On sait comment ça se passe. On sait qu’il y a un jury avec un stylo en train de faire des barres à chaque erreur et ce n’est pas possible. (…) Là, on arrive dans un gros concours international et on peut voir une bordée de professeurs. Alors là, ils sont tous là avec leurs écoles différentes et ils se rejoignent sur une chose généralement, c’est l’erreur. Et comme ils se prennent tous pour des très, très grands musiciens - parce que forcément vu leurs egos et vu leurs échecs dans leurs vies, on en a tous c’est normal - du coup je ne pense pas qu’ils vont se dire : « lui, son Brahms, il le joue un peu trop viennois ou ce n’est pas assez allemand ».

Je ne pense pas qu’ils se disent ça. (Raoul, violoniste)

Plus que ça, par leur jugement ils contribueraient à un formatage excessif de la performance des musiciens, infligeant, comme le dit Glenn Gould, une

« lobotomie spirituelle » (Horowitz, 1990, p. 16). Lisa McCormick (2009) souligne que dans le système « oui-non22 » dans les premières années du concours Van Cliburn et dans beaucoup d’autres compétitions, les performances avec prises de risques avaient tendance à diviser les jurys et étaient éliminées tôt dans la compétition. Bien que non intentionnellement, le concours Van Cliburn punissait

21 Ce point sera abordé à nouveau dans le quatrième chapitre.

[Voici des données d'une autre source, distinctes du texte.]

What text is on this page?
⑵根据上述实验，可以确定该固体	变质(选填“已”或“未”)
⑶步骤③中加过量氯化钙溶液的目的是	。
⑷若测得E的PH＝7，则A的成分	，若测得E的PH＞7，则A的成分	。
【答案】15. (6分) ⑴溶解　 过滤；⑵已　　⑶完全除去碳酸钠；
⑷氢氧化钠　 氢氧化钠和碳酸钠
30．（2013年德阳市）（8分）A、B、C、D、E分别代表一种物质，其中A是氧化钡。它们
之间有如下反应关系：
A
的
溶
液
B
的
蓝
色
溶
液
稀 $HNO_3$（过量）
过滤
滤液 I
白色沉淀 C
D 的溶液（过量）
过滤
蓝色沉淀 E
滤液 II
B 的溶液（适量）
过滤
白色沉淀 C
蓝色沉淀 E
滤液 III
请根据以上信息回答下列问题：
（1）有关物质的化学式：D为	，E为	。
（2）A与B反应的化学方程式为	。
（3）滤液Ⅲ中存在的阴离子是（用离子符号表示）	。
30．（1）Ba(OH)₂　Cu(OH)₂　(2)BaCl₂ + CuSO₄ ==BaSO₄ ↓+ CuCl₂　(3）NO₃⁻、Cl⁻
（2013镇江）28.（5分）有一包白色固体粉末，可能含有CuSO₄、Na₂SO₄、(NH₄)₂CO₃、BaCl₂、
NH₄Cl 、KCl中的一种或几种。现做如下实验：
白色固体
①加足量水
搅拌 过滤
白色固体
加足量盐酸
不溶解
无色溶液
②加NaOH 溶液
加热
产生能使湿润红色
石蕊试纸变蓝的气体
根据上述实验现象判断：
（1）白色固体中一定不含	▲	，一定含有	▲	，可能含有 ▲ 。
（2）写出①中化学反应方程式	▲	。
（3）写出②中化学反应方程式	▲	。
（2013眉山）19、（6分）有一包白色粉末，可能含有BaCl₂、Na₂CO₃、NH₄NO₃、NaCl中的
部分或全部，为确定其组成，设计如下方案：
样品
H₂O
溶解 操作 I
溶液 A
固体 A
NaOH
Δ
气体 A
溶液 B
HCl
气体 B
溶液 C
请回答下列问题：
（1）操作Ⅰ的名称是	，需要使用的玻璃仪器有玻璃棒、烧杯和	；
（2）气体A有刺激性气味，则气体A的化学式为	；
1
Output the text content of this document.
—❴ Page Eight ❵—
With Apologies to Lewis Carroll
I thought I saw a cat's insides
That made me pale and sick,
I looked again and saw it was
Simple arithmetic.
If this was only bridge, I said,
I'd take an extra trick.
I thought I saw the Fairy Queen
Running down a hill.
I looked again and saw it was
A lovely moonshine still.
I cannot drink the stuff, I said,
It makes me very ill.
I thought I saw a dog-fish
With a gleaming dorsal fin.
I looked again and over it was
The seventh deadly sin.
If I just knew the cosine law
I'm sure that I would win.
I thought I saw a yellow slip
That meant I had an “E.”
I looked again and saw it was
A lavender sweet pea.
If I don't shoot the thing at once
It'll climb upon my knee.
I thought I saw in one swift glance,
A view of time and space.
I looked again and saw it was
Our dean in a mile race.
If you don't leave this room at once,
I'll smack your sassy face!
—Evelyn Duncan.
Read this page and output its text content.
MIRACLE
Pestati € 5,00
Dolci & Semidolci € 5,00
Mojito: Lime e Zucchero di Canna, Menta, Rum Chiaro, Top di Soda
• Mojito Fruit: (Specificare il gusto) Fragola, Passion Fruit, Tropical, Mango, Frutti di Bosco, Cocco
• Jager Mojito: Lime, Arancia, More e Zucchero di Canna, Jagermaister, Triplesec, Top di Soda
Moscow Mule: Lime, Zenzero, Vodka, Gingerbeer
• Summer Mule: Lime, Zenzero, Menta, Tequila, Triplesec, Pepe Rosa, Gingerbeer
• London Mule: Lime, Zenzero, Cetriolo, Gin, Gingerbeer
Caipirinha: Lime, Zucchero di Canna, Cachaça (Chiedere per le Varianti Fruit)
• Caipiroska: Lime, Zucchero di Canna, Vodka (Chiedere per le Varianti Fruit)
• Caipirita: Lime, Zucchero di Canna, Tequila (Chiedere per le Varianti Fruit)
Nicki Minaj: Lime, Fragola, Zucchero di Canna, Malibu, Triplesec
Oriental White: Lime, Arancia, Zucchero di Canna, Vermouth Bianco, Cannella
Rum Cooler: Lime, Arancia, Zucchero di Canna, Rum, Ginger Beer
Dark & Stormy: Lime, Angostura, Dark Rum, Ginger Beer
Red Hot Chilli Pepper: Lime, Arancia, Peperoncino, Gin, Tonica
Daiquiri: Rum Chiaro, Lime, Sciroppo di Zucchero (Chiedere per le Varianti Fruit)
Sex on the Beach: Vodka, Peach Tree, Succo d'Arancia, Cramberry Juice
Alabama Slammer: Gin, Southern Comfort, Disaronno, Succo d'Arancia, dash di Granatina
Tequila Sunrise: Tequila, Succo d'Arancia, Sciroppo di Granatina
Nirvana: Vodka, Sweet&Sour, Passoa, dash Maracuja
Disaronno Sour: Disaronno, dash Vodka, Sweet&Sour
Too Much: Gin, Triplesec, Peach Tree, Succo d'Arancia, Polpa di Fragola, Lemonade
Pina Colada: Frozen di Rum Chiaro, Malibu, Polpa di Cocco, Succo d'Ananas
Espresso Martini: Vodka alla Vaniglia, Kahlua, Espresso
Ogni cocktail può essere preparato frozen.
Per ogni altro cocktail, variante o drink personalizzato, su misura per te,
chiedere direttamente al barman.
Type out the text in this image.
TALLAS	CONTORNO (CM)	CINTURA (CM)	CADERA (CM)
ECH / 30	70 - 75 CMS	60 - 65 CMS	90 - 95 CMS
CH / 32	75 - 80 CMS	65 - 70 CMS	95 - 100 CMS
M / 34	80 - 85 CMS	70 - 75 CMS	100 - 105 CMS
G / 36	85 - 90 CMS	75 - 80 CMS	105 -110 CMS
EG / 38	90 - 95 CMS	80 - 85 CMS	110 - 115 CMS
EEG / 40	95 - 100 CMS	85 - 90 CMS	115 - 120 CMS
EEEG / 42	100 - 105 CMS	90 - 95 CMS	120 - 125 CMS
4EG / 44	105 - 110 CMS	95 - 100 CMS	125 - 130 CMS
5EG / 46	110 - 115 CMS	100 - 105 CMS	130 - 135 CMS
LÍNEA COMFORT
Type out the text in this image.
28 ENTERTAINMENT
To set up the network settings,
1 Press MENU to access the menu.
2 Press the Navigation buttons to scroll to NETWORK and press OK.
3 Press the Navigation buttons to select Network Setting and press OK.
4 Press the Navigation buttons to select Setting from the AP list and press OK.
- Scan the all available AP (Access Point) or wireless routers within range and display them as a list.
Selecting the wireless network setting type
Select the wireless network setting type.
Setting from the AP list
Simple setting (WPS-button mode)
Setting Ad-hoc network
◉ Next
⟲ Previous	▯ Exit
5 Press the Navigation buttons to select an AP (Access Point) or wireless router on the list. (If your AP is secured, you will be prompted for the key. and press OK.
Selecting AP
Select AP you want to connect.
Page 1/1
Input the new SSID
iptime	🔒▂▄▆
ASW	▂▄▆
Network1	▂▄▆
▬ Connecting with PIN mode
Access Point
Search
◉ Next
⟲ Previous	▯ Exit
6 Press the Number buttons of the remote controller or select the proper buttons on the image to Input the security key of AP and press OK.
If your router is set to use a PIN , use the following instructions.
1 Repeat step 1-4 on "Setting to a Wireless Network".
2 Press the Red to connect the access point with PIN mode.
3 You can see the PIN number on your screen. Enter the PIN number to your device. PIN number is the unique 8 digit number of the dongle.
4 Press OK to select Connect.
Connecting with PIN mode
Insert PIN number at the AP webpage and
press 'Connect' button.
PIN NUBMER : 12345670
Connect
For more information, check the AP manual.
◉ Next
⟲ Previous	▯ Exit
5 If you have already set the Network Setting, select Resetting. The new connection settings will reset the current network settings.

22 Il s’agit ici du système d’évaluation : oui ou non le candidat passe au prochain tour.

effectivement l’individualité et reconnaissait les musiciens qui jouaient de manière conventionnelle. Ce point sera à nouveau abordé dans le troisième chapitre sur la manière de jouer des candidats face au jury. Comme nous le verrons, les concours peuvent en effet avoir un effet sur manière de jouer de certains candidats, produisant de cette manière un formatage sur les musiciens qui privilégieraient une manière d’interpréter une œuvre sans prendre de risques, afin d’être dans une moyenne et de plaire un peu à tous les membres du jury. Ce même point sera également repris dans le quatrième chapitre, dans lequel nous verrons, qu’au contraire, à qualité technique égale c’est la personnalité de l’interprète qui fera la différence et que dès lors l’interprétation « moyenne » n’est pas forcément la meilleure stratégie pour les candidats.